Fred Ezeh, Abuja
The United Nation has expressed fears that the independence of the judiciary in Nigeria is under serious threat, following the recent suspension of the Chief Justice of Nigeria (CJN), Walter Onnoghen, by President Muhammadu Buhari.
UN said the action of the Nigerian government was in total contravention of international human rights standards on the independence of the judiciary and the separation of powers.
Its special rapporteur on the independence of judges and lawyers, Diego Garcia-Sayán, in a statement released in Abuja, on Monday, insisted that due process was ignored in the entire process that led to the suspension of CJN.
The statement added: “Ideally, the international human rights standards provide that judges can only be dismissed on serious grounds of misconduct or incompetence.
“Decision to suspend or remove a judge from office should be fair and be taken by an independent authority such as a judicial council or a court.
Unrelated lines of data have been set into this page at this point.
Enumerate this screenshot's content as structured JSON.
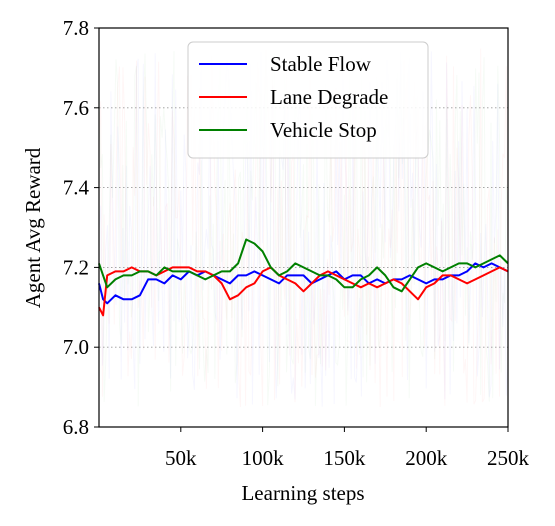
{
  "chart_data": {
    "type": "line",
    "title": "",
    "xlabel": "Learning steps",
    "ylabel": "Agent Avg Reward",
    "xlim": [
      0,
      250000
    ],
    "ylim": [
      6.8,
      7.8
    ],
    "xticks": [
      50000,
      100000,
      150000,
      200000,
      250000
    ],
    "xtick_labels": [
      "50k",
      "100k",
      "150k",
      "200k",
      "250k"
    ],
    "yticks": [
      6.8,
      7.0,
      7.2,
      7.4,
      7.6,
      7.8
    ],
    "ytick_labels": [
      "6.8",
      "7.0",
      "7.2",
      "7.4",
      "7.6",
      "7.8"
    ],
    "grid": "horizontal dotted",
    "legend_position": "top-center",
    "raw_noise_range": [
      6.85,
      7.75
    ],
    "series": [
      {
        "name": "Stable Flow",
        "color": "#0000ff",
        "x": [
          0,
          2500,
          5000,
          10000,
          15000,
          20000,
          25000,
          30000,
          35000,
          40000,
          45000,
          50000,
          55000,
          60000,
          65000,
          70000,
          75000,
          80000,
          85000,
          90000,
          95000,
          100000,
          105000,
          110000,
          115000,
          120000,
          125000,
          130000,
          135000,
          140000,
          145000,
          150000,
          155000,
          160000,
          165000,
          170000,
          175000,
          180000,
          185000,
          190000,
          195000,
          200000,
          205000,
          210000,
          215000,
          220000,
          225000,
          230000,
          235000,
          240000,
          245000,
          250000
        ],
        "y": [
          7.16,
          7.12,
          7.11,
          7.13,
          7.12,
          7.12,
          7.13,
          7.17,
          7.17,
          7.16,
          7.18,
          7.17,
          7.19,
          7.18,
          7.19,
          7.18,
          7.17,
          7.16,
          7.18,
          7.18,
          7.19,
          7.18,
          7.17,
          7.16,
          7.18,
          7.18,
          7.18,
          7.16,
          7.17,
          7.18,
          7.19,
          7.17,
          7.18,
          7.18,
          7.16,
          7.17,
          7.16,
          7.17,
          7.17,
          7.18,
          7.17,
          7.16,
          7.17,
          7.17,
          7.18,
          7.18,
          7.19,
          7.21,
          7.2,
          7.21,
          7.2,
          7.19
        ]
      },
      {
        "name": "Lane Degrade",
        "color": "#ff0000",
        "x": [
          0,
          2500,
          5000,
          10000,
          15000,
          20000,
          25000,
          30000,
          35000,
          40000,
          45000,
          50000,
          55000,
          60000,
          65000,
          70000,
          75000,
          80000,
          85000,
          90000,
          95000,
          100000,
          105000,
          110000,
          115000,
          120000,
          125000,
          130000,
          135000,
          140000,
          145000,
          150000,
          155000,
          160000,
          165000,
          170000,
          175000,
          180000,
          185000,
          190000,
          195000,
          200000,
          205000,
          210000,
          215000,
          220000,
          225000,
          230000,
          235000,
          240000,
          245000,
          250000
        ],
        "y": [
          7.1,
          7.08,
          7.18,
          7.19,
          7.19,
          7.2,
          7.19,
          7.19,
          7.18,
          7.19,
          7.2,
          7.2,
          7.2,
          7.19,
          7.19,
          7.18,
          7.16,
          7.12,
          7.13,
          7.15,
          7.16,
          7.19,
          7.2,
          7.18,
          7.17,
          7.16,
          7.14,
          7.16,
          7.18,
          7.19,
          7.18,
          7.17,
          7.16,
          7.15,
          7.16,
          7.15,
          7.16,
          7.17,
          7.16,
          7.14,
          7.12,
          7.15,
          7.16,
          7.18,
          7.18,
          7.17,
          7.16,
          7.17,
          7.18,
          7.19,
          7.2,
          7.19
        ]
      },
      {
        "name": "Vehicle Stop",
        "color": "#008000",
        "x": [
          0,
          2500,
          5000,
          10000,
          15000,
          20000,
          25000,
          30000,
          35000,
          40000,
          45000,
          50000,
          55000,
          60000,
          65000,
          70000,
          75000,
          80000,
          85000,
          90000,
          95000,
          100000,
          105000,
          110000,
          115000,
          120000,
          125000,
          130000,
          135000,
          140000,
          145000,
          150000,
          155000,
          160000,
          165000,
          170000,
          175000,
          180000,
          185000,
          190000,
          195000,
          200000,
          205000,
          210000,
          215000,
          220000,
          225000,
          230000,
          235000,
          240000,
          245000,
          250000
        ],
        "y": [
          7.21,
          7.18,
          7.15,
          7.17,
          7.18,
          7.18,
          7.19,
          7.19,
          7.18,
          7.2,
          7.19,
          7.19,
          7.19,
          7.18,
          7.17,
          7.18,
          7.19,
          7.19,
          7.21,
          7.27,
          7.26,
          7.24,
          7.2,
          7.18,
          7.19,
          7.21,
          7.2,
          7.19,
          7.18,
          7.18,
          7.17,
          7.15,
          7.15,
          7.17,
          7.18,
          7.2,
          7.18,
          7.15,
          7.14,
          7.17,
          7.2,
          7.21,
          7.2,
          7.19,
          7.2,
          7.21,
          7.21,
          7.2,
          7.21,
          7.22,
          7.23,
          7.21
        ]
      }
    ]
  }
}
“The dismissal of judges without following procedures laid down by the law and without effective judicial protection being available to contest the dismissal is incompatible with the independence of the judiciary.”
Recall that Justice Walter Onnoghen was suspended by President Buhari on January 25, and was immediately replaced by Justice Ibrahim Tanko Mohammad.
President Buhari said he acted in compliance with an order issued two days earlier by a tribunal established under the Constitution to decide on alleged breaches of the code of conduct for public officials.
However, four separate Nigerian courts – the Court of Appeal, the National Industrial Court and the two Federal High courts have already ordered a stay of proceedings in the tribunal.
Moreover, the said order upon which the suspension was based, was issued ex-parte while the motion on notice on the same subject was adjourned the day before by the issuing court.